E’ un’istigazione all’abuso del lavoro precario la proroga dei contratti a tempo determinato nella pubblica amministrazione, inserita dagli emendamenti al disegno di legge di stabilità. Se da un lato l’emendamento dà ossigeno a migliaia di lavoratori, che possono così contare su altri mesi di reddito, dall’altro gli effetti derivanti da simile proroga appaiono davvero perversi.
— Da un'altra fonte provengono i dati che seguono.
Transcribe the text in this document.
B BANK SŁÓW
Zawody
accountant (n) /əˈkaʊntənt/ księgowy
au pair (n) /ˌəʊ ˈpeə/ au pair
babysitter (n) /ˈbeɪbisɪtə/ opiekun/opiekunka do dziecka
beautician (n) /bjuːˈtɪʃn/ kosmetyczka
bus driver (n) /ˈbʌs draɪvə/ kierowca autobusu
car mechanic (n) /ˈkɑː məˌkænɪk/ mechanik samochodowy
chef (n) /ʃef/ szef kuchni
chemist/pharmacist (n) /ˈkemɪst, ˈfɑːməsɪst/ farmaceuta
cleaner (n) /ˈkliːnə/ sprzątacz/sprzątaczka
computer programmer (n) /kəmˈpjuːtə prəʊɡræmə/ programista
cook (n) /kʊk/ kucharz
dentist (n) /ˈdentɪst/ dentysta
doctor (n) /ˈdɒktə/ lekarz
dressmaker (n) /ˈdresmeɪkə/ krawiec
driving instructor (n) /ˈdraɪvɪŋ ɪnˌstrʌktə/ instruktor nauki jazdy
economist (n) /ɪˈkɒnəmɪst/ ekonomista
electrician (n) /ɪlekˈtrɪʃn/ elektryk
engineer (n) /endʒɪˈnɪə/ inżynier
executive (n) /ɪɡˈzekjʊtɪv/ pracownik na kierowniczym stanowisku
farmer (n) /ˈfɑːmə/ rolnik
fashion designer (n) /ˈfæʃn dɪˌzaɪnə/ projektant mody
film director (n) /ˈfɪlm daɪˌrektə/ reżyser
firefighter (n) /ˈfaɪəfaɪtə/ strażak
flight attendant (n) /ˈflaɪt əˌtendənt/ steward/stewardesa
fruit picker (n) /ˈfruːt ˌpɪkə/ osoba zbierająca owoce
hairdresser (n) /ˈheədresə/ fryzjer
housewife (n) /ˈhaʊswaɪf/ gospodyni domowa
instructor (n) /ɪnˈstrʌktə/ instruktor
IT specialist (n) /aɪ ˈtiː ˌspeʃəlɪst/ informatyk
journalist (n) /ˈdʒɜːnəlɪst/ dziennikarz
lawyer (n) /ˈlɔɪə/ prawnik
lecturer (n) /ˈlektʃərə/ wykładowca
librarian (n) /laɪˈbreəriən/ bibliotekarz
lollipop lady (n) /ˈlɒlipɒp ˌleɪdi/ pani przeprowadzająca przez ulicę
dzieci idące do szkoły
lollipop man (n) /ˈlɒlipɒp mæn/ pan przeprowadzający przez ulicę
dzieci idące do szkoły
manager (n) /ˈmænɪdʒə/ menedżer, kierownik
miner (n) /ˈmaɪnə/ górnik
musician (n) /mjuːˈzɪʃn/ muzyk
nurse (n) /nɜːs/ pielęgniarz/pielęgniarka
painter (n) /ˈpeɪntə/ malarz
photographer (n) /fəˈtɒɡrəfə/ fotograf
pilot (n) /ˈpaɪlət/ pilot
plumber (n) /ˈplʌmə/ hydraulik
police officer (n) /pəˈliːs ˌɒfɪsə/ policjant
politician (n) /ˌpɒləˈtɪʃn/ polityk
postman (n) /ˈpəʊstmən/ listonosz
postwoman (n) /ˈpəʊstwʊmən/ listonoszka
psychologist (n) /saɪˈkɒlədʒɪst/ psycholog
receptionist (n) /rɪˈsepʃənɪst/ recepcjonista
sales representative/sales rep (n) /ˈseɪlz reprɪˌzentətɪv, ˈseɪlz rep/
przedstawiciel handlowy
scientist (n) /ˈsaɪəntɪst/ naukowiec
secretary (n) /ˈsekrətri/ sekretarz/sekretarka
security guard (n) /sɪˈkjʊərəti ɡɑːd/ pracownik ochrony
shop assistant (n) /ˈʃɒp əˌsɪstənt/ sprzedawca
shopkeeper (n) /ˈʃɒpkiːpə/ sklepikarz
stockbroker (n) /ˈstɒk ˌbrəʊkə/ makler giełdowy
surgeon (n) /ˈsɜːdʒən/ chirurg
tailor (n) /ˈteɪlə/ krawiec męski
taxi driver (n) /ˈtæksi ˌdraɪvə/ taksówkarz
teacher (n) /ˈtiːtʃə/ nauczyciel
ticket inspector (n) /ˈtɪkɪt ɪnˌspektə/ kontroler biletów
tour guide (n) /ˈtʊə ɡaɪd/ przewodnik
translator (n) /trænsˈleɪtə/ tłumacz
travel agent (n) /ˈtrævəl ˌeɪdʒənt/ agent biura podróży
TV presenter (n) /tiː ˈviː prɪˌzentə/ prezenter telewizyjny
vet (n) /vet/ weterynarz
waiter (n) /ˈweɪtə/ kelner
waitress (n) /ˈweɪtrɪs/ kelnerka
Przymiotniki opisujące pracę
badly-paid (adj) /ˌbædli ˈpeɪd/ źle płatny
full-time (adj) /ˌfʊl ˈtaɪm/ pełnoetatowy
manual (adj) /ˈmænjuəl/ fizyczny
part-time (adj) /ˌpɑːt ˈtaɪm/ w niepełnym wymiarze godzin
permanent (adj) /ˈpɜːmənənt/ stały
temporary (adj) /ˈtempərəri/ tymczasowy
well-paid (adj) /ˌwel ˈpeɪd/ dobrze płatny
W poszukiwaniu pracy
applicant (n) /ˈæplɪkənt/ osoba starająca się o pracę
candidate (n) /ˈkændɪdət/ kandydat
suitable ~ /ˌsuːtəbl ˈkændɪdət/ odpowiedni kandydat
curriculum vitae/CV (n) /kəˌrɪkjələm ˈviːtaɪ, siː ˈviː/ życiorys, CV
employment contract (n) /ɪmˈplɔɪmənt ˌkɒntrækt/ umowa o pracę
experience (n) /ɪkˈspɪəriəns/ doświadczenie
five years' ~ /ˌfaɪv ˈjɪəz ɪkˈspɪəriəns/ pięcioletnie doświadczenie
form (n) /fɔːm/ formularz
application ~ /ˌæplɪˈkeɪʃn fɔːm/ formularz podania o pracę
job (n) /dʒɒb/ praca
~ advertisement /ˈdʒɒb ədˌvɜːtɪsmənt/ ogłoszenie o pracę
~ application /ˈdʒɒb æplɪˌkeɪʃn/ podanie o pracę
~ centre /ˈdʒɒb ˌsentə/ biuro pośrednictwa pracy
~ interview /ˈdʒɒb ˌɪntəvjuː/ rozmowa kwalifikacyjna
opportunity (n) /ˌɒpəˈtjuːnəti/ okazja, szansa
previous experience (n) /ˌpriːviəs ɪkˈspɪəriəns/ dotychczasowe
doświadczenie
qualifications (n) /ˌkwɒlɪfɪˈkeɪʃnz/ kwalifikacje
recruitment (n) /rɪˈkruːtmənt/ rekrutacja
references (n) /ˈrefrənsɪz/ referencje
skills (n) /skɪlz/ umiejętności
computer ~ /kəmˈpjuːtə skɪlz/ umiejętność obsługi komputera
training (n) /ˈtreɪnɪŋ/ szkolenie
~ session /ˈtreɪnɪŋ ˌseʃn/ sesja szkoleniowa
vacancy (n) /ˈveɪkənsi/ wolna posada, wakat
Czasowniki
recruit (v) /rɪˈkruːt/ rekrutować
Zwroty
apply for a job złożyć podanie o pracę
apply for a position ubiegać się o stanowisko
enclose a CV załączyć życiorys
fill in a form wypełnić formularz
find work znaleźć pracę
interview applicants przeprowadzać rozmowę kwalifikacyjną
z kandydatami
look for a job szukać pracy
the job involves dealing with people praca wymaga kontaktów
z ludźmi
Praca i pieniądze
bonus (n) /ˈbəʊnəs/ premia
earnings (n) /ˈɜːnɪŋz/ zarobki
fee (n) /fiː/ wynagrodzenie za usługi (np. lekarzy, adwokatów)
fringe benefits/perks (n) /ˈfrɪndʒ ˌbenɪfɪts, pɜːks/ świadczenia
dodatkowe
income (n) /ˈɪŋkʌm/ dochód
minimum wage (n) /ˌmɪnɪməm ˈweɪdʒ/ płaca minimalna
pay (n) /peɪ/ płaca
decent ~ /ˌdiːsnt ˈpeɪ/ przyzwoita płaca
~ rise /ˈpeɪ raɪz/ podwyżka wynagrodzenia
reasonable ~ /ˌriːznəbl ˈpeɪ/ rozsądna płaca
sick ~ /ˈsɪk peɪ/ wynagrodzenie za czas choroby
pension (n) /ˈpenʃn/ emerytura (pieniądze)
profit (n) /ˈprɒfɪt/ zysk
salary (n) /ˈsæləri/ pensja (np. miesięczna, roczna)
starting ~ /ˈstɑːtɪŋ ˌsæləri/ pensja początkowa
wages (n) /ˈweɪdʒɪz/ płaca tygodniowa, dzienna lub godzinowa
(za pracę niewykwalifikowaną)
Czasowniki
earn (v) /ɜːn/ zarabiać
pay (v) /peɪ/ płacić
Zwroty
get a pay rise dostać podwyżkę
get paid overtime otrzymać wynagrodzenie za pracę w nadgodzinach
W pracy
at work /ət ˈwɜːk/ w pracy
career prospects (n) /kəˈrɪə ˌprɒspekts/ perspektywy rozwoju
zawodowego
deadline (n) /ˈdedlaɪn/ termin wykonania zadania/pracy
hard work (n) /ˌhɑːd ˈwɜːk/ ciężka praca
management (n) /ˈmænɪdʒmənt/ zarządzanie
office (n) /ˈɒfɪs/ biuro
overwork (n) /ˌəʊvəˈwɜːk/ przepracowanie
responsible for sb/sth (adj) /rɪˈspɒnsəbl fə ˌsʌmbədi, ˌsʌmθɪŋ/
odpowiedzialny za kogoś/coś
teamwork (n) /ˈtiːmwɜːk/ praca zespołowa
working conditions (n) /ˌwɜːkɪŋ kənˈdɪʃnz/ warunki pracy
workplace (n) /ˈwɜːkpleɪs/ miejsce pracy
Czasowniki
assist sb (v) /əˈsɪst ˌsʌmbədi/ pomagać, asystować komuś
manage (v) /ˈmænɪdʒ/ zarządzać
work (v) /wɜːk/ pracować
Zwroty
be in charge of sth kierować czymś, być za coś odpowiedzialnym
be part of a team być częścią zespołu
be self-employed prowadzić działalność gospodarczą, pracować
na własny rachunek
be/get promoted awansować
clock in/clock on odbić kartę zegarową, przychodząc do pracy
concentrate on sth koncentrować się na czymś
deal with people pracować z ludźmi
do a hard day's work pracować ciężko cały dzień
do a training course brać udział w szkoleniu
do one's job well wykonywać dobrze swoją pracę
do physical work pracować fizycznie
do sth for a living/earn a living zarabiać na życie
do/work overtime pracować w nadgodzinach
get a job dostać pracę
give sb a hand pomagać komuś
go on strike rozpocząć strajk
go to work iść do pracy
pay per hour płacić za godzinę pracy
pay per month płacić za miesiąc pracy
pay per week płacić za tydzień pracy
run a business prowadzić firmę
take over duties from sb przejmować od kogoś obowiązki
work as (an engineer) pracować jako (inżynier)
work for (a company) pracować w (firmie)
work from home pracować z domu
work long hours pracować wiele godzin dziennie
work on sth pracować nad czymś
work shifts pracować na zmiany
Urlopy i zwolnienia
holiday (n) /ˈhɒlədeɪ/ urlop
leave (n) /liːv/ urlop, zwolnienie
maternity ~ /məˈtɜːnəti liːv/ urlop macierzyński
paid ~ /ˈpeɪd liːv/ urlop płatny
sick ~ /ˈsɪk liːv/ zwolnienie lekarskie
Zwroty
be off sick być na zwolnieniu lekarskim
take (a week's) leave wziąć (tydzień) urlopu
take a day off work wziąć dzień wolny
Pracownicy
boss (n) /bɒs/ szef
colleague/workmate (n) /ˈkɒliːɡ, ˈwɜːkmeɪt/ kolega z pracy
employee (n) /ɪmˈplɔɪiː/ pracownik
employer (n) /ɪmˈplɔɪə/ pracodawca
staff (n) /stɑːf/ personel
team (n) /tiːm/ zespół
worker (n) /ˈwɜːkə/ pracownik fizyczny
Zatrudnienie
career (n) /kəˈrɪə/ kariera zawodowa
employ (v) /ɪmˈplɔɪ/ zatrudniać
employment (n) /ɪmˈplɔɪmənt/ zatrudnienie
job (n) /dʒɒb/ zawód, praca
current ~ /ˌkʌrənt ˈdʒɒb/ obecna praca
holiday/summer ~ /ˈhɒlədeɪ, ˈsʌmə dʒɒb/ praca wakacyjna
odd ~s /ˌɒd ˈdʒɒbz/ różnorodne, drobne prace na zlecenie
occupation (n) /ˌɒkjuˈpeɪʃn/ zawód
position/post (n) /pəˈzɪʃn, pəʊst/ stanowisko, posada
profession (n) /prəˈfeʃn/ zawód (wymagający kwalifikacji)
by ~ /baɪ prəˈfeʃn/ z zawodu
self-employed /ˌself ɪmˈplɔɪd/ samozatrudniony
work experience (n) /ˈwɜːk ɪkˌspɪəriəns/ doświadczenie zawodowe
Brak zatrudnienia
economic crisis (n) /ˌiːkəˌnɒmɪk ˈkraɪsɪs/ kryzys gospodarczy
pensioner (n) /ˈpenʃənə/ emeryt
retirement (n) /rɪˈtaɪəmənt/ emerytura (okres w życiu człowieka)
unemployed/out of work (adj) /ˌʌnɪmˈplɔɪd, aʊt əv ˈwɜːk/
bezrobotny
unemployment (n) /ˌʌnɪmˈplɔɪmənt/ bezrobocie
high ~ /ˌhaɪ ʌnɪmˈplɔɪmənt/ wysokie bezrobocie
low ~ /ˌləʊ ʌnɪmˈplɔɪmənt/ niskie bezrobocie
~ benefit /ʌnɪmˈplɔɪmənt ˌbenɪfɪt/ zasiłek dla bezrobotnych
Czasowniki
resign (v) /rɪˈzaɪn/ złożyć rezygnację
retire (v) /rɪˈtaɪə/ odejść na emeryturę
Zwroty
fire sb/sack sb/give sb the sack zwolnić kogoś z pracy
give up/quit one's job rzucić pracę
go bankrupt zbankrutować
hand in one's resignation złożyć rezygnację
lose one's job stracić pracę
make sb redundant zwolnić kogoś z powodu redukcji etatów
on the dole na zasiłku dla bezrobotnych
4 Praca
Si apre, di fatto, uno spazio a una nuova ondata di stabilizzazioni, parola che, non a caso, in questi giorni sta tornando molto di moda. Gli emendamenti, è vero, riproducono nella sostanza anche la disciplina dell’articolo 17, commi 13 e seguenti, della legge 102/2009, i quali limitano, per i lavoratori «precari’, gli effetti dello svolgimento di un pregresso rapporto di lavoro con la pubblica amministrazione al beneficio di poter partecipare a concorsi con riserva di posti non superiore al 40%.
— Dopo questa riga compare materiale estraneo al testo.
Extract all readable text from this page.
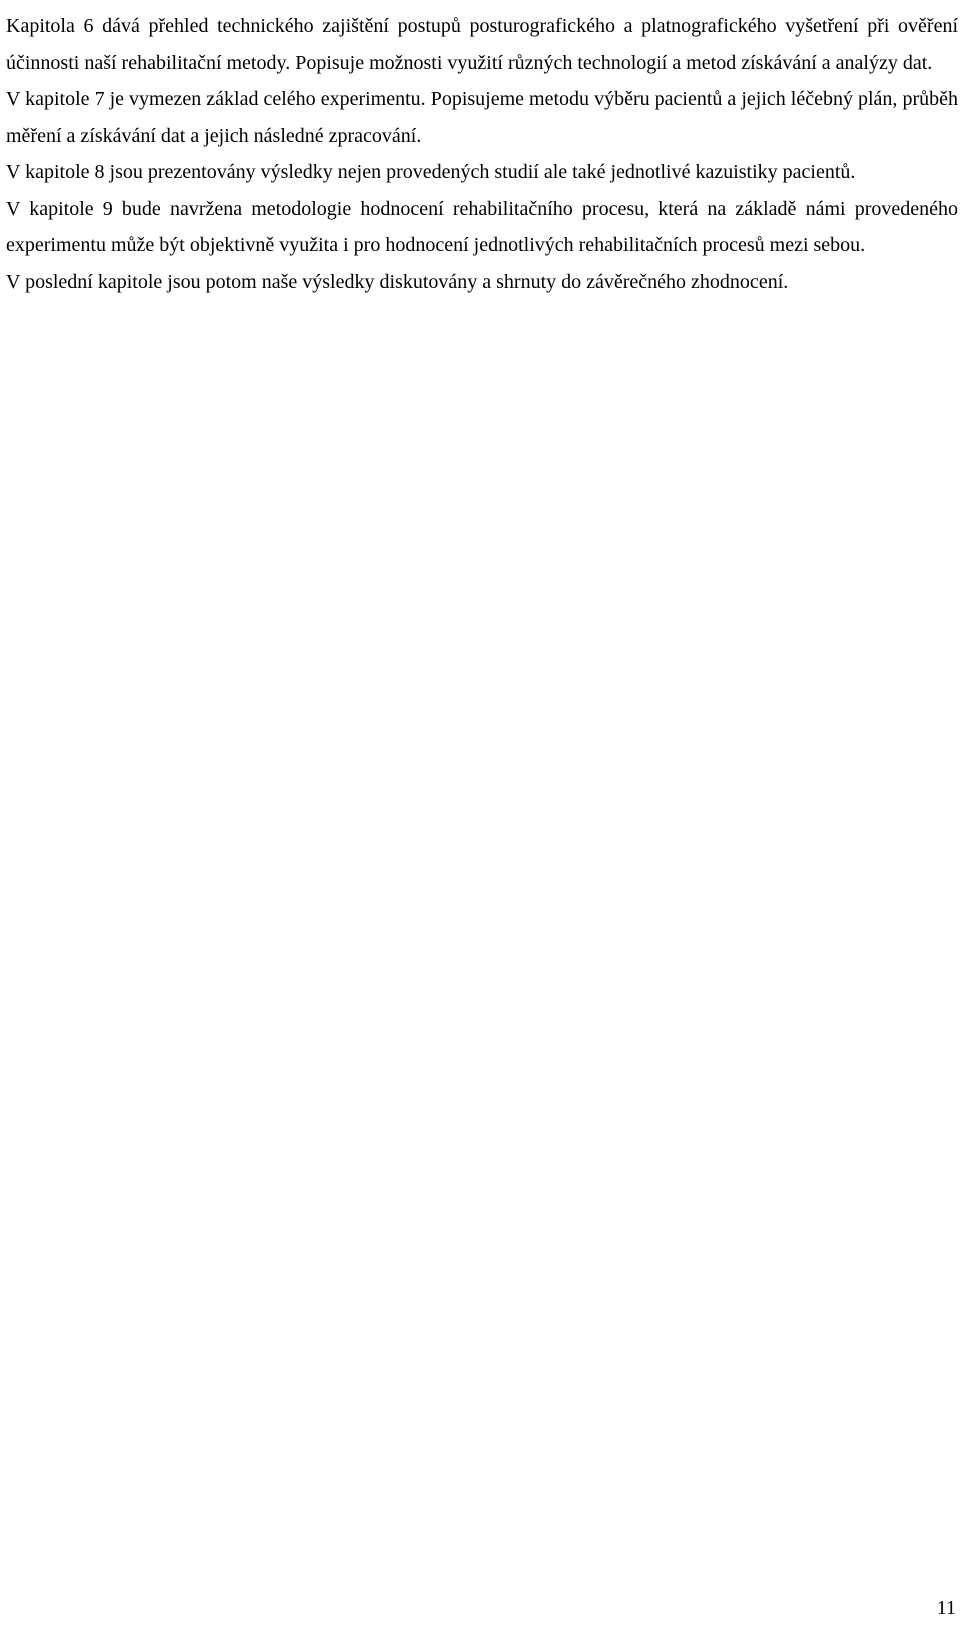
Kapitola 6 dává přehled technického zajištění postupů posturografického a platnografického vyšetření při ověření účinnosti naší rehabilitační metody. Popisuje možnosti využití různých technologií a metod získávání a analýzy dat.

V kapitole 7 je vymezen základ celého experimentu. Popisujeme metodu výběru pacientů a jejich léčebný plán, průběh měření a získávání dat a jejich následné zpracování.

V kapitole 8 jsou prezentovány výsledky nejen provedených studií ale také jednotlivé kazuistiky pacientů.

V kapitole 9 bude navržena metodologie hodnocení rehabilitačního procesu, která na základě námi provedeného experimentu může být objektivně využita i pro hodnocení jednotlivých rehabilitačních procesů mezi sebou.

V poslední kapitole jsou potom naše výsledky diskutovány a shrnuty do závěrečného zhodnocení.

11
E’ evidente, però, che la proroga dei contratti dei lavoratori a tempo determinato oltre il termine ordinario dei 36 mesi fissato dal dlgs 368/2001 rompe il sistema di tutele contro l’abuso delle forme flessibili di lavoro, sostanzialmente destabilizzando i datori di lavoro pubblici. Si tratta di una situazione paradossale. Nel privato, lo sforamento dei termini di durata massima dei rapporti a tempo determinato fa incappare i datori nella «tutela reale, cioè in una pronuncia giudiziale che dispone la conversione in rapporto di lavoro a tempo indeterminato. La «precarietà» nel settore privato, dunque, dispone di una duplice tutela contro gli abusi: l’inderogabilità dei 36 mesi e la possibilità della conversione del contratto.
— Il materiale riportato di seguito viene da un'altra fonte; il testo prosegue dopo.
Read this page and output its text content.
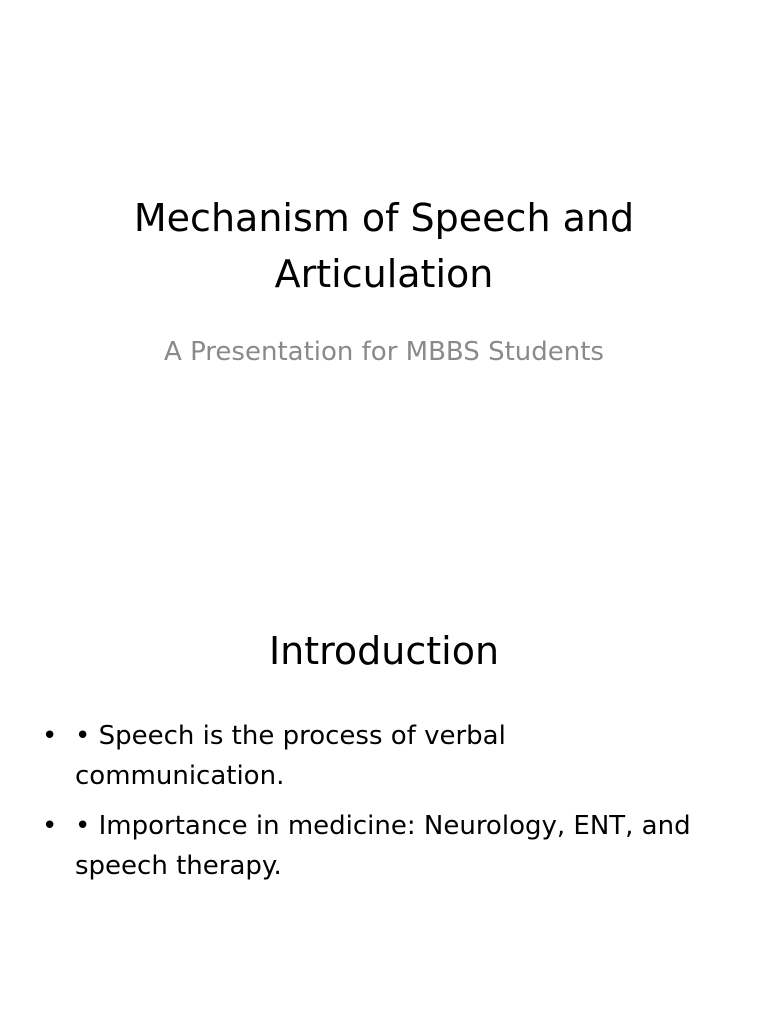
Mechanism of Speech and Articulation

A Presentation for MBBS Students

Introduction
• • Speech is the process of verbal communication.
• • Importance in medicine: Neurology, ENT, and speech therapy.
Nella pubblica amministrazione non solo la conversione non solo è vietata (nonostante alcune erronee sentenze di qualche giudice del lavoro), ma con la proroga si prolungano i termini di durata, abilitando la pubblica amministrazione a compiere esattamente ciò che il legislatore da sempre vuole impedire: l’utilizzo abusivo di forme flessibili di lavoro, per fabbisogni che in realtà sono stabili. I abuso dei contratti a termine non dovrebbe essere considerato di peso diverso, a seconda che il datore sia pubblico o privato. Soprattutto, norme come quelle che intende fissare il ddl di stabilità deresponsabilizzano il datore pubblico, che non viene messo nella condizione di ponderare bene le ragioni a fondamento del contratto a termine, potendo contare su sanatorie o proroghe, senza che da esse discenda una responsabilità di alcun genere. In più, i lavoratori precari della pubblica amministrazione finiscono per restare nella trappola della precarietà «cattiva., proprio perché, quella del settore pubblico, a differenza di quella privata, non può mai comportare una trasformazione in lavoro stabile, a meno di pesanti forzature, tutte oltre la soglia della costituzionalità.